In this study, we compared the transcriptomes between AtPAP1-overexpressing S. miltiorrhiza and the WT. Transcriptome analysis demonstrated that a novel bHLH TF, SmbHLH51, is activated by AtPAP1 in S. miltiorrhiza. Usually the bHLH genes are positively regulated by R2R3-MYB TF (Baudry et al., 2006; Bai et al., 2011; Montefiori et al., 2015). Based on previous reports, we propose that bHLHs, which is activated by AtPAP1 and can interact with AtPAP1 in S. miltiorrhiza, is potentially involved in the regulation of phenolic acids biosynthesis. The results from our RT-qPCR, Y1H and Agrobacterium-mediated transient expression in tobacco indicated that AtPAP1 positively regulates SmbHLH51 by directly binding to the MBSII element of promoter region (Figure 3). Therefore, the latter gene is functionally identified as a positive regulator of phenolic acid biosynthesis. In addition to its direct transcriptional regulation activities, AtPAP1 interacts with SmbHLH51 and functions as a protein complex to promote the accumulation of phenolics.
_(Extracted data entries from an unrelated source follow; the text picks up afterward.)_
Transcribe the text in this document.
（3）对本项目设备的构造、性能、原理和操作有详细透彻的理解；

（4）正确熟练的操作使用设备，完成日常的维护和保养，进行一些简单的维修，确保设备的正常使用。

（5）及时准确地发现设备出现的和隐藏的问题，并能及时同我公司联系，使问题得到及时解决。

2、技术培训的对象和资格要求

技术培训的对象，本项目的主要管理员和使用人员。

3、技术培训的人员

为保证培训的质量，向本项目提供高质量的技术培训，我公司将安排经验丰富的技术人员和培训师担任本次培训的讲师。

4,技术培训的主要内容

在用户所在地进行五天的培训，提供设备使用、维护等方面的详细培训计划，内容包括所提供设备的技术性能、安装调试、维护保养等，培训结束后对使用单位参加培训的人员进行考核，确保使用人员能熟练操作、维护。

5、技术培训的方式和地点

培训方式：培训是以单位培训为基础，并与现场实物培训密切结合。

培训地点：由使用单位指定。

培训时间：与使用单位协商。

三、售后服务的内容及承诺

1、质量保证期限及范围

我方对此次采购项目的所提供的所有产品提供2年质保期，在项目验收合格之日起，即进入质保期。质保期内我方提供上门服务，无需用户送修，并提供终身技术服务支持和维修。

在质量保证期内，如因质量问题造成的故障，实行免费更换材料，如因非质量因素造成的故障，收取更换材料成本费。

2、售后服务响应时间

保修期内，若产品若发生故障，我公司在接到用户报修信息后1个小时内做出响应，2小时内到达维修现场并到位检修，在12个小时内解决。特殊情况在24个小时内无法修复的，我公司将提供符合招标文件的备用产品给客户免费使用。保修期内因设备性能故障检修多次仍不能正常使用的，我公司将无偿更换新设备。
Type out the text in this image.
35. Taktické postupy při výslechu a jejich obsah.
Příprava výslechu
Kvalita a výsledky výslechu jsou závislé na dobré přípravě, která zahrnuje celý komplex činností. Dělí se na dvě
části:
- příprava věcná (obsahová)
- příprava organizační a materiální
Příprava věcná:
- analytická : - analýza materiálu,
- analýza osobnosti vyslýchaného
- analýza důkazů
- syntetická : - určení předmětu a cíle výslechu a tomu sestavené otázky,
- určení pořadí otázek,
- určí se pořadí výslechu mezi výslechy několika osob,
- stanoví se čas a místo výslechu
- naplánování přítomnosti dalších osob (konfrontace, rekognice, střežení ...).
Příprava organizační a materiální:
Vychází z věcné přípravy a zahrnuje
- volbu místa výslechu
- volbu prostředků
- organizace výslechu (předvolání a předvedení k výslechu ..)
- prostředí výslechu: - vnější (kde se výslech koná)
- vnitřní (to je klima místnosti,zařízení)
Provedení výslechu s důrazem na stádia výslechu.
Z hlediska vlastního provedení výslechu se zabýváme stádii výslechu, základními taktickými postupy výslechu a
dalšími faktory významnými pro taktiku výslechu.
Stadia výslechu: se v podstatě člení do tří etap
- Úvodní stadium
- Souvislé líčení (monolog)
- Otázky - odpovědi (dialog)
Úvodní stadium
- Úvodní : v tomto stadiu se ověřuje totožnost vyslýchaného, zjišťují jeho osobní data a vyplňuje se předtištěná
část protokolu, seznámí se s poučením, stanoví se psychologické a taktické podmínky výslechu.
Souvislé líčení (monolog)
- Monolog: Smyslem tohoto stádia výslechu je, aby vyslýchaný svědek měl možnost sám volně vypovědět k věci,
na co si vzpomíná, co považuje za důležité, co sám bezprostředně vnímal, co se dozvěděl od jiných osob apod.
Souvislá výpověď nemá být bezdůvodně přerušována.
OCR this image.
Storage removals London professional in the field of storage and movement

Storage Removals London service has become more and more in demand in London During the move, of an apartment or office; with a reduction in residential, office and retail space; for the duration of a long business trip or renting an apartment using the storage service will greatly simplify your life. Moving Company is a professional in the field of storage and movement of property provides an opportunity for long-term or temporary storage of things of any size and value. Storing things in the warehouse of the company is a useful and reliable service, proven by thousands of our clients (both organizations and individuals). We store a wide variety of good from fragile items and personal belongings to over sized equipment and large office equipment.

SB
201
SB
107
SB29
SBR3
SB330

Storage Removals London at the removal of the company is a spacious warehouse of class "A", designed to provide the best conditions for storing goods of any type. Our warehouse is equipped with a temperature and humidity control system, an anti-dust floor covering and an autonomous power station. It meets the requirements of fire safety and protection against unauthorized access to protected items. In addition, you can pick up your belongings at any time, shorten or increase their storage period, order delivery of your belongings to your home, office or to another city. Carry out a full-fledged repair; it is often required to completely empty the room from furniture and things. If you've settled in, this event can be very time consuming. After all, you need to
The Integrated Strategy Reveals That SmbHLH51 Is a Putative Regulator of Phenolics Accumulations in S. miltiorrhiza
We employed this integrated approach to identify regulatory factors that influence phenolics accumulations because that process has been poorly understood in S. miltiorrhiza. The bHLH proteins, comprising one of the largest TF families, regulate various physiological or morphological events, including those in different branches of the flavonoid pathway (Hichri et al., 2011). The bHLHs Booster1 (B) and Red1 (R), which control the anthocyanin biosynthesis pathway in seeds, were first found in Zea mays (Chandler and Turks, 1989). Since then, several other bHLH proteins regulating the flavonoid pathway have been identified, including Delila (DEL) in Antirrhinum majus (Martin et al., 1991); MYC-RP in P. frutescens (Gong et al., 1999); AN1 and JAF13 in Petunia hybrid (Quattrocchio et al., 1998; Spelt et al., 2000). AtMYC-146, GLABRA3 (GL3), and TT8 in Arabidopsis (Nesi et al., 2000; Ramsay et al., 2003); and VvMYC1 and VvMYCA1 in Vitis vinifera (Hichri et al., 2010). Usually the bHLH genes are positively regulated by R2R3-MYB TF (Baudry et al., 2006; Bai et al., 2011; Montefiori et al., 2015). Based on these reports, we propose that bHLHs, which is activated by AtPAP1 and can interact with AtPAP1 in S. miltiorrhiza, is potentially involved in the regulation of phenolic acids biosynthesis.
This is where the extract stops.